# Trip to Petsmart



## Pattycakes (Sep 8, 2010)

Last night I took Uschi to Petsmart for the first time in a very long, long time. The last time I took her there, she was very little and it was all so overwhelming for her. But she did so well this time. I was so proud of her. After I walked her around in there, I worked on her sit/stay and down/stays for a bit. She was great. I think she was a little nervous, but she kept her head on straight. 

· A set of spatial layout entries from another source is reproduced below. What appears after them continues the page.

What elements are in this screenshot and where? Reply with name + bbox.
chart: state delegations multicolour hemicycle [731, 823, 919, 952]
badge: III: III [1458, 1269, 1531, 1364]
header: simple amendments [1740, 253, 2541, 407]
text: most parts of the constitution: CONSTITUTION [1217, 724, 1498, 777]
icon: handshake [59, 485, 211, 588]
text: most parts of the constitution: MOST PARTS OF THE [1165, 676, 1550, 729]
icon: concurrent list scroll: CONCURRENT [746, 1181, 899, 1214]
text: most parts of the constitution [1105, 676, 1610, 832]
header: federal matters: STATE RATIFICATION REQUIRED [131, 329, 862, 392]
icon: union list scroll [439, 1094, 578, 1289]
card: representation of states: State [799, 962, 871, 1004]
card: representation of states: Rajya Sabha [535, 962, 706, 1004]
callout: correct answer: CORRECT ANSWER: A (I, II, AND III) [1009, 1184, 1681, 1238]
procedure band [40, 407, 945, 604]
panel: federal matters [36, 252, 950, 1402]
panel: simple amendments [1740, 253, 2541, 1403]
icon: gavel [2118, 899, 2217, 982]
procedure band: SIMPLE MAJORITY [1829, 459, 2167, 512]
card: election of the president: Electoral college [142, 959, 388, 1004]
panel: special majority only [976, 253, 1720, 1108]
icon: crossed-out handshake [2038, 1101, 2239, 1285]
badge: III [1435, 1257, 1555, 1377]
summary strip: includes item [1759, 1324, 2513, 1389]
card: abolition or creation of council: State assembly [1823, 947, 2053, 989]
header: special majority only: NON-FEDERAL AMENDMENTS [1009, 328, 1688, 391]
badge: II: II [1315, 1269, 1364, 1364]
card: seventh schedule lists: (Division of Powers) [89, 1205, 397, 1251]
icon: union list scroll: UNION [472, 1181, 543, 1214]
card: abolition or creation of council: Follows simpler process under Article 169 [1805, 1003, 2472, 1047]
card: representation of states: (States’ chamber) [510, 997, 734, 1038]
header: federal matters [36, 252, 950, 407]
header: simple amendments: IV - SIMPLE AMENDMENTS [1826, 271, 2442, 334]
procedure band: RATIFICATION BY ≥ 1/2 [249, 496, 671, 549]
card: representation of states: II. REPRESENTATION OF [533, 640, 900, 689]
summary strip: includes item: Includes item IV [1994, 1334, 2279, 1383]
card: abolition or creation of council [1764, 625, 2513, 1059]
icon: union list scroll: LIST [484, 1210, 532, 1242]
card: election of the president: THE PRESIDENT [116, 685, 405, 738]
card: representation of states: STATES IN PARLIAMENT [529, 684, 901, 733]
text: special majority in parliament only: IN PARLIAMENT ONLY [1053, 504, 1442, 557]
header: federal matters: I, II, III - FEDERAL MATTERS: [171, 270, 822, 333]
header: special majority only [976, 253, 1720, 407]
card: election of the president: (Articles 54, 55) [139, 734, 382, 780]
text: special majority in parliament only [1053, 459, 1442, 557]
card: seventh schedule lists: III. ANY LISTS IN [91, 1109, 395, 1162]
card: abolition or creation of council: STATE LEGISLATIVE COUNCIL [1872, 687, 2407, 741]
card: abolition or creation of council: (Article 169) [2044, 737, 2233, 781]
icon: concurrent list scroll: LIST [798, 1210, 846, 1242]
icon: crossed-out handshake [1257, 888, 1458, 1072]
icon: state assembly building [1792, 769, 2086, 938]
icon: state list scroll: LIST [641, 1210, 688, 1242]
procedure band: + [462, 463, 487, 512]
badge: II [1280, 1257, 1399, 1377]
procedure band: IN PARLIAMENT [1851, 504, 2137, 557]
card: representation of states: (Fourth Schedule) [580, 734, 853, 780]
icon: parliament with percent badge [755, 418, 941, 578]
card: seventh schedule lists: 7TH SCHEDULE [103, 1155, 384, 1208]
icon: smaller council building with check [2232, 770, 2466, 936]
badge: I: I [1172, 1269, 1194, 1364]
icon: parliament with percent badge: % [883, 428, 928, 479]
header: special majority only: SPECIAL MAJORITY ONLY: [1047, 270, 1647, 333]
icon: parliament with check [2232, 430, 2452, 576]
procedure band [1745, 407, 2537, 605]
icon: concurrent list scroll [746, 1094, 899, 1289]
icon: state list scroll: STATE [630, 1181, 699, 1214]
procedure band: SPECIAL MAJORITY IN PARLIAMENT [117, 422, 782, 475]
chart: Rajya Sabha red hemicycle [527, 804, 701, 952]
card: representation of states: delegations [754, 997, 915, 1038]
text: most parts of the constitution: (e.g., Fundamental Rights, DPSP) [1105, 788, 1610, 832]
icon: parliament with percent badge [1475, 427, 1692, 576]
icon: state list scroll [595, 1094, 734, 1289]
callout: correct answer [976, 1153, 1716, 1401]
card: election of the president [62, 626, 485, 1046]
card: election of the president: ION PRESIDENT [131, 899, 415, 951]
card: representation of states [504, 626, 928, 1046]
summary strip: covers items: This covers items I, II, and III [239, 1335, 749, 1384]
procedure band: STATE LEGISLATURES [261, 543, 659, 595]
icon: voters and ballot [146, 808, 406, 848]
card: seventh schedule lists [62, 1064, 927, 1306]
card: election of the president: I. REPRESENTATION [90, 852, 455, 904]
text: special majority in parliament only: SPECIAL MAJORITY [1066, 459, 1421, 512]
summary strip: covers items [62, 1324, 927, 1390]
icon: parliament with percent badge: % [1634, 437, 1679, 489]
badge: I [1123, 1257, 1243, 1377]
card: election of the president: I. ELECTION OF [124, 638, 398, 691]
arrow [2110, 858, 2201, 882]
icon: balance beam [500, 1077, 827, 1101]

Afterwards we walked outside in the parking lot and on the sidewalk and again worked on her sit/stays and down/stays. Again, she did very well. So I will be taking her back there again.


----------



## Lilie (Feb 3, 2010)

Good girl Uschi!


----------



## KZoppa (Aug 14, 2010)

good job!!!


----------



## webzpinner (Mar 7, 2011)

treat her to a relaxing 10 minutes of fish watching. Jake LOVES that. Whatever you do, tho, don't let her see the rodents or ferrets... talk about prey overdrive!!!!!!


----------



## KZoppa (Aug 14, 2010)

webzpinner said:


> treat her to a relaxing 10 minutes of fish watching. Jake LOVES that. Whatever you do, tho, don't let her see the rodents or ferrets... talk about prey overdrive!!!!!!


 
lol Shasta just tries to sniff at them and follow them around in their cages. Realizes they really arent that much fun and loses interest.


----------



## doggiedad (Dec 2, 2007)

work on training and socializing everywhere. work on
it several times a day. you can train and socialize anywhere
anytime. glad your dog did well in Petsmart.


----------